Not only do I have one shy kid, but I have two! Ever since Ethan and Millie were little, they have always had a hard time being outspoken, and keeping a conversation going with people they first meet. Whether we get a compliment at the store or kids are trying to play with them at the park. They always seem to take a while to warm up to the idea of something new. At first, I was a little embarrassed when people would try to ask them questions at the grocery store, and all they did was turn their heads.
I never realized what they were going through until I read up on it and realized that Me, as their parent, have a lot to do with helping them step out of their comfort zone, and teach them how to handle certain situations.
Seeing Millie as my shadow when we are out in public places or afraid to be alone on the play gym while her brother is at school, it’s hard. Why? Because she is the most outgoing little girl, you could ever meet. Her imagination comes to life through all the stories she tells all day long. And to be quite honest, she never stops talking! So, why doesn’t she act this way in front of people she doesn’t know? Because she takes after her mother. Me. I can’t seem to start up a conversation with new people, and I’m not showing her how to handle new people with confidence. I guess you can say I’m a bit awkward.
I want my children to be as confident in themselves as possible. But with that, I need to be as confident in myself as well. When you become a parent, and your babies start turning into toddlers, you never realize how much they TRULY look up to you. I always imagined what type of mother I would be to my kids one day, and the hard truth is that there is no tomorrow, I need to be exactly who I want them to be TODAY! You are your child’s only hope.
The word shy is often used so negatively. It’s not a bad thing to be shy; we like to observe from afar, we like to think before we speak, and we role play in our minds (A lot). I notice when Millie turns her back on a new friend, she doesn’t mean to be mean. In fact, I can totally tell she wants to play. It’s just her finding that confidence in herself to make this scenario happened.
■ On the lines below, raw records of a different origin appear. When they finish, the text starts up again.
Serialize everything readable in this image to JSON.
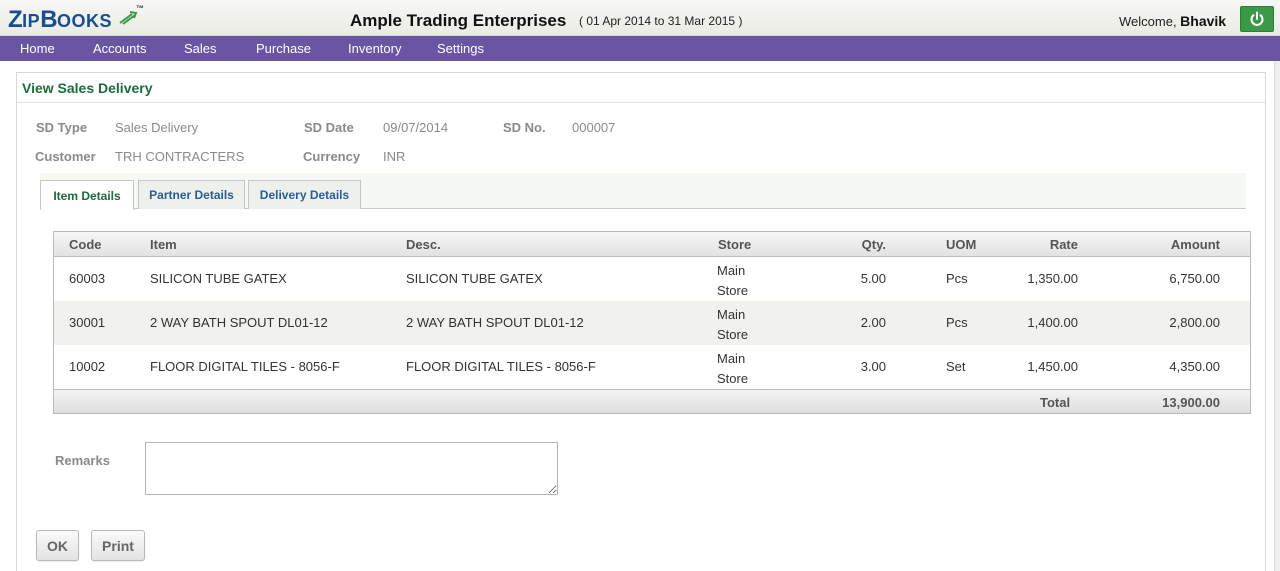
{
  "app": {
    "logo_big": "Z",
    "logo_small": "IP",
    "logo_big2": "B",
    "logo_small2": "OOKS",
    "logo_tm": "™",
    "company_name": "Ample Trading Enterprises",
    "period": "( 01 Apr 2014 to 31 Mar 2015 )",
    "welcome_text": "Welcome, ",
    "user_name": "Bhavik",
    "power_icon": "power-icon"
  },
  "nav": {
    "items": [
      "Home",
      "Accounts",
      "Sales",
      "Purchase",
      "Inventory",
      "Settings"
    ]
  },
  "page": {
    "title": "View Sales Delivery"
  },
  "form": {
    "sd_type_label": "SD Type",
    "sd_type_value": "Sales Delivery",
    "sd_date_label": "SD Date",
    "sd_date_value": "09/07/2014",
    "sd_no_label": "SD No.",
    "sd_no_value": "000007",
    "customer_label": "Customer",
    "customer_value": "TRH CONTRACTERS",
    "currency_label": "Currency",
    "currency_value": "INR"
  },
  "tabs": [
    "Item Details",
    "Partner Details",
    "Delivery Details"
  ],
  "grid": {
    "headers": [
      "Code",
      "Item",
      "Desc.",
      "Store",
      "Qty.",
      "UOM",
      "Rate",
      "Amount"
    ],
    "rows": [
      {
        "code": "60003",
        "item": "SILICON TUBE GATEX",
        "desc": "SILICON TUBE GATEX",
        "store1": "Main",
        "store2": "Store",
        "qty": "5.00",
        "uom": "Pcs",
        "rate": "1,350.00",
        "amount": "6,750.00"
      },
      {
        "code": "30001",
        "item": "2 WAY BATH SPOUT DL01-12",
        "desc": "2 WAY BATH SPOUT DL01-12",
        "store1": "Main",
        "store2": "Store",
        "qty": "2.00",
        "uom": "Pcs",
        "rate": "1,400.00",
        "amount": "2,800.00"
      },
      {
        "code": "10002",
        "item": "FLOOR DIGITAL TILES - 8056-F",
        "desc": "FLOOR DIGITAL TILES - 8056-F",
        "store1": "Main",
        "store2": "Store",
        "qty": "3.00",
        "uom": "Set",
        "rate": "1,450.00",
        "amount": "4,350.00"
      }
    ],
    "total_label": "Total",
    "total_value": "13,900.00"
  },
  "remarks": {
    "label": "Remarks",
    "value": ""
  },
  "buttons": {
    "ok": "OK",
    "print": "Print"
  },
  "colors": {
    "nav_bg": "#6a55a5",
    "title_green": "#1f6a3b",
    "power_green": "#3a9a47",
    "tab_blue": "#2b5d95"
  }
}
Just the other day we took Ethan to his friends birthday party, and while there I was observing how Millie was playing with the other kids. And even though she was running Around with them all, she wasn’t saying much. We went home with her talking about how much fun she had the entire day. And while at home, she was role playing the party again, this time with her bears. She was chit chatting away with all the kids (her bears) that were at the party. I felt guilty as her mom that I couldn’t make this scenario she was replaying happened in real life.
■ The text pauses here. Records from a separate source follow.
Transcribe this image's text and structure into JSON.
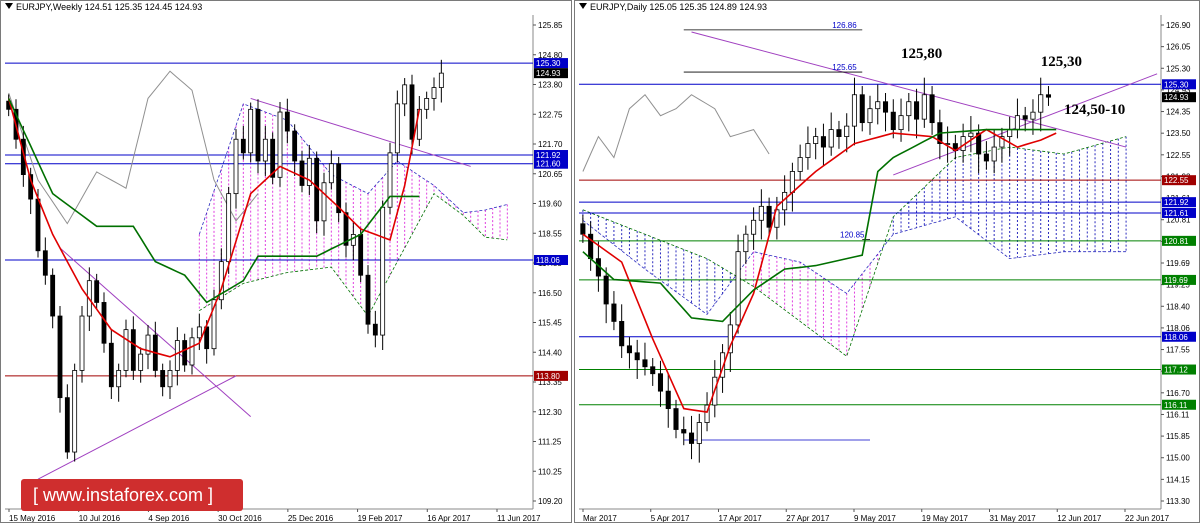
{
  "colors": {
    "price": "#000000",
    "tenkan": "#e00000",
    "kijun": "#007000",
    "chikou": "#909090",
    "cloud_bull": "#2c2cbf",
    "cloud_bear": "#e040e0",
    "trendline": "#a040c0",
    "level_blue": "#0000c8",
    "level_red": "#a00000",
    "level_green": "#008000"
  },
  "watermark": {
    "text": "[ www.instaforex.com ]"
  },
  "chart_data": [
    {
      "type": "candlestick",
      "id": "weekly",
      "title": "EURJPY,Weekly  124.51 125.35 124.45 124.93",
      "ylim": [
        109.2,
        126.7
      ],
      "yticks": [
        "125.85",
        "124.80",
        "123.80",
        "122.75",
        "121.70",
        "120.65",
        "119.60",
        "118.55",
        "117.55",
        "116.50",
        "115.45",
        "114.40",
        "113.35",
        "112.30",
        "111.25",
        "110.25",
        "109.20"
      ],
      "xticks": [
        "15 May 2016",
        "10 Jul 2016",
        "4 Sep 2016",
        "30 Oct 2016",
        "25 Dec 2016",
        "19 Feb 2017",
        "16 Apr 2017",
        "11 Jun 2017"
      ],
      "price_labels": [
        {
          "text": "125.30",
          "value": 125.3,
          "color": "#0000c8"
        },
        {
          "text": "124.93",
          "value": 124.93,
          "color": "#000000"
        },
        {
          "text": "121.92",
          "value": 121.92,
          "color": "#0000c8"
        },
        {
          "text": "121.60",
          "value": 121.6,
          "color": "#0000c8"
        },
        {
          "text": "118.06",
          "value": 118.06,
          "color": "#0000c8"
        },
        {
          "text": "113.80",
          "value": 113.8,
          "color": "#a00000"
        }
      ],
      "hlines": [
        {
          "value": 125.3,
          "color": "#0000c8",
          "x0": 0.0
        },
        {
          "value": 121.92,
          "color": "#0000c8",
          "x0": 0.0
        },
        {
          "value": 121.6,
          "color": "#0000c8",
          "x0": 0.0
        },
        {
          "value": 118.06,
          "color": "#0000c8",
          "x0": 0.0
        },
        {
          "value": 113.8,
          "color": "#a00000",
          "x0": 0.0
        }
      ],
      "closes": [
        123.6,
        122.5,
        121.2,
        120.3,
        118.4,
        117.5,
        116.0,
        113.0,
        111.0,
        114.0,
        116.0,
        117.3,
        116.5,
        115.0,
        113.4,
        114.0,
        115.5,
        114.0,
        114.6,
        115.3,
        114.0,
        113.4,
        114.0,
        115.1,
        114.2,
        115.2,
        115.6,
        114.8,
        116.6,
        118.0,
        120.5,
        122.5,
        122.0,
        123.6,
        121.7,
        122.5,
        121.1,
        123.5,
        122.8,
        121.7,
        120.8,
        121.8,
        119.5,
        120.9,
        121.6,
        119.8,
        118.6,
        119.0,
        117.5,
        115.7,
        115.3,
        120.0,
        122.0,
        123.8,
        124.5,
        122.5,
        123.6,
        124.0,
        124.4,
        124.93
      ],
      "tenkan": [
        {
          "i": 0,
          "v": 124.0
        },
        {
          "i": 3,
          "v": 121.0
        },
        {
          "i": 6,
          "v": 119.0
        },
        {
          "i": 10,
          "v": 117.0
        },
        {
          "i": 14,
          "v": 115.5
        },
        {
          "i": 18,
          "v": 114.8
        },
        {
          "i": 22,
          "v": 114.5
        },
        {
          "i": 26,
          "v": 115.0
        },
        {
          "i": 29,
          "v": 117.0
        },
        {
          "i": 33,
          "v": 120.5
        },
        {
          "i": 37,
          "v": 121.5
        },
        {
          "i": 41,
          "v": 121.0
        },
        {
          "i": 45,
          "v": 120.0
        },
        {
          "i": 48,
          "v": 119.2
        },
        {
          "i": 52,
          "v": 118.8
        },
        {
          "i": 54,
          "v": 120.8
        },
        {
          "i": 56,
          "v": 123.6
        }
      ],
      "kijun": [
        {
          "i": 0,
          "v": 124.0
        },
        {
          "i": 6,
          "v": 120.5
        },
        {
          "i": 12,
          "v": 119.3
        },
        {
          "i": 17,
          "v": 119.3
        },
        {
          "i": 20,
          "v": 118.0
        },
        {
          "i": 24,
          "v": 117.5
        },
        {
          "i": 27,
          "v": 116.5
        },
        {
          "i": 32,
          "v": 117.3
        },
        {
          "i": 34,
          "v": 118.2
        },
        {
          "i": 42,
          "v": 118.2
        },
        {
          "i": 48,
          "v": 119.0
        },
        {
          "i": 52,
          "v": 120.4
        },
        {
          "i": 56,
          "v": 120.4
        }
      ],
      "chikou": [
        {
          "i": 0,
          "v": 124.2
        },
        {
          "i": 4,
          "v": 121.0
        },
        {
          "i": 8,
          "v": 119.4
        },
        {
          "i": 12,
          "v": 121.3
        },
        {
          "i": 16,
          "v": 120.7
        },
        {
          "i": 19,
          "v": 124.0
        },
        {
          "i": 22,
          "v": 125.0
        },
        {
          "i": 25,
          "v": 124.3
        },
        {
          "i": 28,
          "v": 121.0
        },
        {
          "i": 31,
          "v": 119.5
        },
        {
          "i": 34,
          "v": 120.5
        }
      ],
      "cloud": [
        {
          "i": 26,
          "a": 116.2,
          "b": 119.0
        },
        {
          "i": 32,
          "a": 117.2,
          "b": 123.8
        },
        {
          "i": 38,
          "a": 117.6,
          "b": 123.2
        },
        {
          "i": 44,
          "a": 117.8,
          "b": 121.2
        },
        {
          "i": 49,
          "a": 116.0,
          "b": 120.5
        },
        {
          "i": 53,
          "a": 118.0,
          "b": 121.7
        },
        {
          "i": 58,
          "a": 120.5,
          "b": 120.8
        },
        {
          "i": 62,
          "a": 119.7,
          "b": 119.8
        },
        {
          "i": 65,
          "a": 118.9,
          "b": 119.9
        },
        {
          "i": 68,
          "a": 118.8,
          "b": 120.1
        }
      ],
      "trendlines": [
        {
          "i1": 33,
          "v1": 124.0,
          "i2": 63,
          "v2": 121.5
        },
        {
          "i1": 7,
          "v1": 118.5,
          "i2": 33,
          "v2": 112.3
        },
        {
          "i1": 4,
          "v1": 110.0,
          "i2": 31,
          "v2": 113.8
        }
      ],
      "n": 72
    },
    {
      "type": "candlestick",
      "id": "daily",
      "title": "EURJPY,Daily  125.05 125.35 124.89 124.93",
      "ylim": [
        113.35,
        127.0
      ],
      "yticks": [
        "126.90",
        "126.05",
        "125.30",
        "124.93",
        "124.35",
        "123.50",
        "122.55",
        "121.92",
        "121.61",
        "120.81",
        "120.10",
        "119.69",
        "119.25",
        "118.40",
        "118.06",
        "117.55",
        "117.12",
        "116.70",
        "116.11",
        "115.85",
        "115.00",
        "114.15",
        "113.30"
      ],
      "xticks": [
        "Mar 2017",
        "5 Apr 2017",
        "17 Apr 2017",
        "27 Apr 2017",
        "9 May 2017",
        "19 May 2017",
        "31 May 2017",
        "12 Jun 2017",
        "22 Jun 2017"
      ],
      "price_labels": [
        {
          "text": "125.30",
          "value": 125.3,
          "color": "#0000c8"
        },
        {
          "text": "124.93",
          "value": 124.93,
          "color": "#000000"
        },
        {
          "text": "122.55",
          "value": 122.55,
          "color": "#a00000"
        },
        {
          "text": "121.92",
          "value": 121.92,
          "color": "#0000c8"
        },
        {
          "text": "121.61",
          "value": 121.61,
          "color": "#0000c8"
        },
        {
          "text": "120.81",
          "value": 120.81,
          "color": "#008000"
        },
        {
          "text": "119.69",
          "value": 119.69,
          "color": "#008000"
        },
        {
          "text": "118.06",
          "value": 118.06,
          "color": "#0000c8"
        },
        {
          "text": "117.12",
          "value": 117.12,
          "color": "#008000"
        },
        {
          "text": "116.11",
          "value": 116.11,
          "color": "#008000"
        }
      ],
      "hlines": [
        {
          "value": 125.3,
          "color": "#0000c8",
          "x0": 0.0
        },
        {
          "value": 122.55,
          "color": "#a00000",
          "x0": 0.0
        },
        {
          "value": 121.92,
          "color": "#0000c8",
          "x0": 0.0
        },
        {
          "value": 121.61,
          "color": "#0000c8",
          "x0": 0.0
        },
        {
          "value": 120.81,
          "color": "#008000",
          "x0": 0.0
        },
        {
          "value": 119.69,
          "color": "#008000",
          "x0": 0.0
        },
        {
          "value": 118.06,
          "color": "#0000c8",
          "x0": 0.0
        },
        {
          "value": 117.12,
          "color": "#008000",
          "x0": 0.0
        },
        {
          "value": 116.11,
          "color": "#008000",
          "x0": 0.0
        }
      ],
      "closes": [
        121.0,
        120.3,
        119.8,
        119.0,
        118.5,
        117.8,
        117.6,
        117.4,
        117.2,
        117.0,
        116.5,
        116.0,
        115.4,
        115.3,
        115.0,
        115.6,
        116.1,
        116.9,
        117.6,
        118.4,
        120.5,
        121.0,
        121.4,
        121.8,
        121.2,
        121.7,
        122.2,
        122.8,
        123.2,
        123.6,
        123.8,
        123.5,
        124.0,
        123.8,
        124.1,
        125.0,
        124.2,
        124.6,
        124.8,
        124.5,
        124.0,
        124.4,
        124.8,
        124.3,
        125.0,
        124.2,
        123.6,
        123.6,
        123.4,
        123.8,
        123.9,
        123.3,
        123.1,
        123.5,
        123.8,
        124.0,
        124.4,
        124.3,
        124.5,
        125.0,
        124.93
      ],
      "tenkan": [
        {
          "i": 0,
          "v": 121.0
        },
        {
          "i": 5,
          "v": 120.2
        },
        {
          "i": 9,
          "v": 118.0
        },
        {
          "i": 13,
          "v": 116.0
        },
        {
          "i": 16,
          "v": 115.9
        },
        {
          "i": 19,
          "v": 117.8
        },
        {
          "i": 22,
          "v": 119.3
        },
        {
          "i": 25,
          "v": 121.8
        },
        {
          "i": 30,
          "v": 122.8
        },
        {
          "i": 35,
          "v": 123.6
        },
        {
          "i": 40,
          "v": 123.9
        },
        {
          "i": 45,
          "v": 123.8
        },
        {
          "i": 48,
          "v": 123.4
        },
        {
          "i": 52,
          "v": 124.0
        },
        {
          "i": 56,
          "v": 123.5
        },
        {
          "i": 59,
          "v": 123.7
        },
        {
          "i": 61,
          "v": 123.9
        }
      ],
      "kijun": [
        {
          "i": 0,
          "v": 120.5
        },
        {
          "i": 4,
          "v": 119.7
        },
        {
          "i": 10,
          "v": 119.6
        },
        {
          "i": 14,
          "v": 118.6
        },
        {
          "i": 18,
          "v": 118.5
        },
        {
          "i": 22,
          "v": 119.4
        },
        {
          "i": 26,
          "v": 120.0
        },
        {
          "i": 30,
          "v": 120.1
        },
        {
          "i": 36,
          "v": 120.4
        },
        {
          "i": 38,
          "v": 122.8
        },
        {
          "i": 40,
          "v": 123.2
        },
        {
          "i": 46,
          "v": 123.9
        },
        {
          "i": 52,
          "v": 124.0
        },
        {
          "i": 61,
          "v": 124.0
        }
      ],
      "chikou": [
        {
          "i": 0,
          "v": 122.8
        },
        {
          "i": 2,
          "v": 123.8
        },
        {
          "i": 4,
          "v": 123.2
        },
        {
          "i": 6,
          "v": 124.6
        },
        {
          "i": 8,
          "v": 125.0
        },
        {
          "i": 10,
          "v": 124.4
        },
        {
          "i": 12,
          "v": 124.6
        },
        {
          "i": 14,
          "v": 125.0
        },
        {
          "i": 17,
          "v": 124.6
        },
        {
          "i": 19,
          "v": 123.8
        },
        {
          "i": 22,
          "v": 124.0
        },
        {
          "i": 24,
          "v": 123.3
        }
      ],
      "cloud": [
        {
          "i": 0,
          "a": 121.7,
          "b": 121.4
        },
        {
          "i": 8,
          "a": 121.0,
          "b": 120.0
        },
        {
          "i": 16,
          "a": 120.3,
          "b": 118.7
        },
        {
          "i": 22,
          "a": 119.5,
          "b": 120.5
        },
        {
          "i": 28,
          "a": 118.5,
          "b": 120.2
        },
        {
          "i": 34,
          "a": 117.5,
          "b": 119.3
        },
        {
          "i": 40,
          "a": 121.5,
          "b": 121.0
        },
        {
          "i": 48,
          "a": 123.2,
          "b": 121.5
        },
        {
          "i": 55,
          "a": 123.5,
          "b": 120.3
        },
        {
          "i": 62,
          "a": 123.3,
          "b": 120.5
        },
        {
          "i": 70,
          "a": 123.8,
          "b": 120.5
        }
      ],
      "trendlines": [
        {
          "i1": 14,
          "v1": 126.8,
          "i2": 70,
          "v2": 123.5
        },
        {
          "i1": 40,
          "v1": 122.7,
          "i2": 74,
          "v2": 125.6
        }
      ],
      "marks": [
        {
          "text": "126.86",
          "value": 126.86,
          "i1": 13,
          "i2": 36
        },
        {
          "text": "125.65",
          "value": 125.65,
          "i1": 13,
          "i2": 36
        },
        {
          "text": "120.85",
          "value": 120.85,
          "i1": 36,
          "i2": 37
        },
        {
          "text": "",
          "value": 115.1,
          "i1": 13,
          "i2": 37
        }
      ],
      "annotations": [
        "125,80",
        "125,30",
        "124,50-10"
      ],
      "n": 75
    }
  ]
}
After doing tons and tons of research, I am giving myself some homework. And for those of you reading this, I hope it helps you deal with having shy kids, better than you already are.
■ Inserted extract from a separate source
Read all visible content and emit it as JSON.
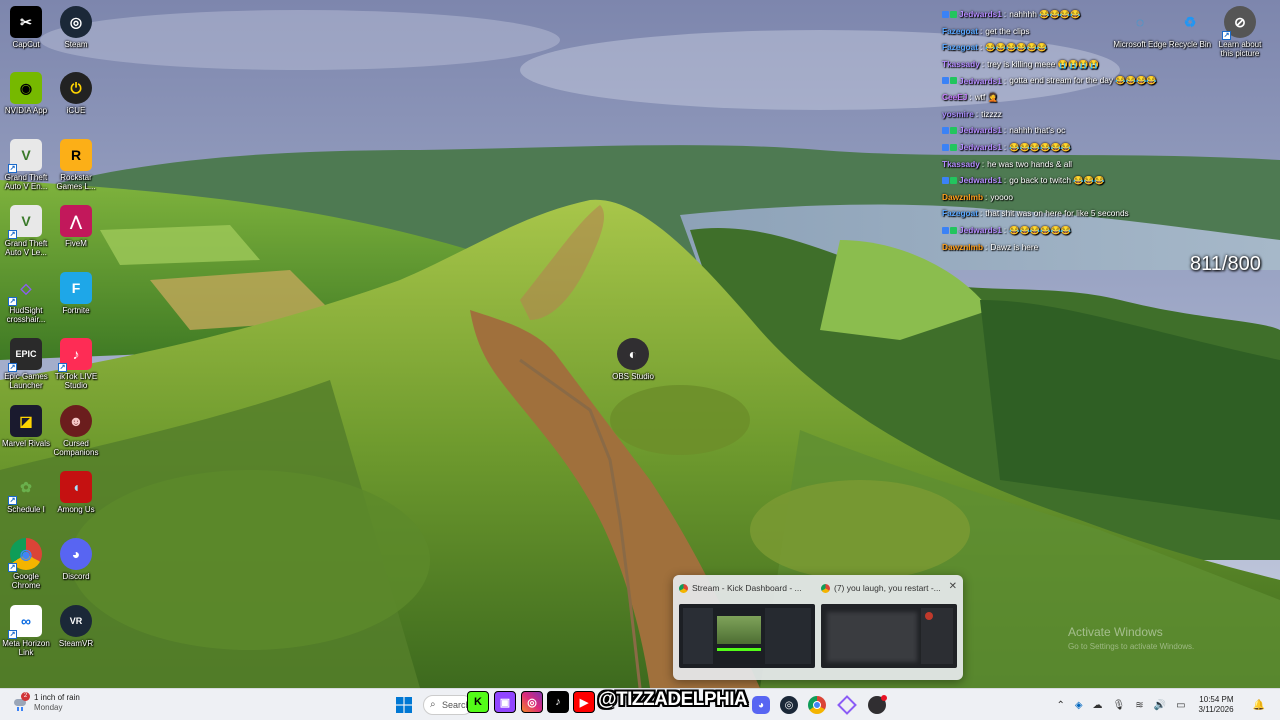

1.) always make the situation positive. Your child is going to come to you when they are uncertain, always show them the good in every situation.
2.) be a confident role model – start conversations with strangers at the grocery store, or wherever you may be. Always be friendly and smile at your neighbors. This will be tough, but I’m willing to give it a go.
3.) teach your kids social skills- eye contact, smiles, handshakes, and responding to questions directed at them.
4.) always let them know that feeling nervous is okay
5.) Understand your child’s worries. Don’t make them feel bad about it, or make a negative judgment.
6.) don’t force them into a situation they aren’t comfortable with. We, as parents, want nothing more than to see our kids interact with other kids. Don’t force it because It will scare them away. We have to let it happened with their timing and just keep encouraging in the meantime.
7.) always take a conversation starter (whether it’s their favorite toy or snacks!) We love to bring our Kabrita yogurt pouches because the kids seem to love it! And we always carry extra just in case they have “friends” to share with. *READ MORE ABOUT THESE DELICIOUS, KID FRIENDLY SNACKS BELOW*
8.) Give your child a chance to interact- take them to the park, the store, or even enroll them in an activity a few times a week. This step is going to be hard because being a stay at home mom, with a shared car. We rarely have time. But it’s so important to make time!
9.) don’t label your kid shy. I’m so guilty of this. I never thought that saying the word “shy” would have such an adverse impact on my child’s life. They use the word “shy” like it’s a bad thing. And it’s all my fault.